The Book Cellar

There is a street in a large city that is smooth and flat and straight with respectable shops and offices on either side. It is clean and safe and when light bulbs go out, they are replaced quickly. You can walk down this street and the most anyone will ask of you is the time. You will not be disrupted or distracted. The street is made to stay out of your way. It will not burden you with interest or thought.

Between a pharmacy and a tax preparer, there is an alley. You can tell it is an alley because the smooth and flat pavement stops and the old cobblestone appears. You can tell it is an alley because if, as you are passing it, you stop and look in, you will see vents belching warm steam. You will see trash cans lying dented and empty on their sides. You will hear a sudden unfamiliar quiet, out of tune with the comfortable buzz of the street, but a moment later the quiet will be rent by the scream of a cat, which will make you jump and continue walking again. You won’t have seen the end of the alley, even if you had squinted, because of the steam and the trash cans and the way the buildings leapt up and made a canyon in the city that never let the sun illuminate the cobblestone below.

If the cat had not screamed, and if you had looked a moment longer, you would have seen, about half-way down the alley—though you wouldn’t have known it was half-way at the time—a small wooden sign hanging from an iron rod at about the eye level of a small child. The sign would have read The Book Cellar, and beside it would have been steps leading down beneath one of the nice clean thoughtless shops to a door made of heavy oak with frosted panes. Because you would have been there quite early in the morning, the glass would have been dark, and you would have pressed your face against it and tried to make out the geography inside. Between frost and dust you would not have seen much, but a warm and sad feeling would have turned over in your stomach. You would have been surprised by the warmth and the sadness, because you wouldn’t have been used to feeling either of those things on that street in the morning on your way to work in the office beside the travel agency. But it would not have been the sort of sadness that made you cold and drove you away. It would have been the sort that made you want to set down the things you were carrying, and look for anyone near you, and ask them “It will be alright, won’t it?” and tell them “Yes, it will be alright.” And the warmth would not have been the warmth of the sun on a beach which made your skin glow, it would have been the warmth of a strong drink on a slow and rainy day when you couldn’t start the fire but so you wrapped yourself in a second blanket and stared at old photographs and made them move with your mind. You would have looked so deeply into that glass that you were almost certain you saw movement inside, that one of the dark shapes turned and looked at you. You might have knocked gently, but the shape wouldn’t have moved again and you would have decided you didn’t see what you thought you saw.

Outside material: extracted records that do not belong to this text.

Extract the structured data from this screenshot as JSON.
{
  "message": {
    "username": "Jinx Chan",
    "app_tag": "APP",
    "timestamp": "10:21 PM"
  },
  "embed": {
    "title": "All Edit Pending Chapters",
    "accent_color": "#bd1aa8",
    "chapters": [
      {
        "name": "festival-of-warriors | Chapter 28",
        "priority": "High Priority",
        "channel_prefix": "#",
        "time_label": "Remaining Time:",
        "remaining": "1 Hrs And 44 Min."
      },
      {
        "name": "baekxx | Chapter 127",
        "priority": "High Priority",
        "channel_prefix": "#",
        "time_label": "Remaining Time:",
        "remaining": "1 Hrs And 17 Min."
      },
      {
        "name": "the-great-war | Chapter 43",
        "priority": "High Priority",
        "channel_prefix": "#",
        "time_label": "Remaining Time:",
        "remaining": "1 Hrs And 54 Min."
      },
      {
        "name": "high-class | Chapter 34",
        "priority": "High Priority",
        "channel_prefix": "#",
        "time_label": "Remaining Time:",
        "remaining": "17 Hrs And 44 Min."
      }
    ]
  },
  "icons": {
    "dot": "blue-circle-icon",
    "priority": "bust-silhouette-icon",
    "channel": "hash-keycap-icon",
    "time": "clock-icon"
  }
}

There were no hours posted, so you would have decided to come back over lunch and try again, when perhaps the door would be open or at least light leaking out of the frosted panes in the oak door at the bottom of the stairs beside the wooden sign on the iron rod at the eye level of a small child half-way down the cobblestone alley belching warm steam off the smooth and safe street in the large city, and then maybe you would find out how to feel that warm and sad feeling again.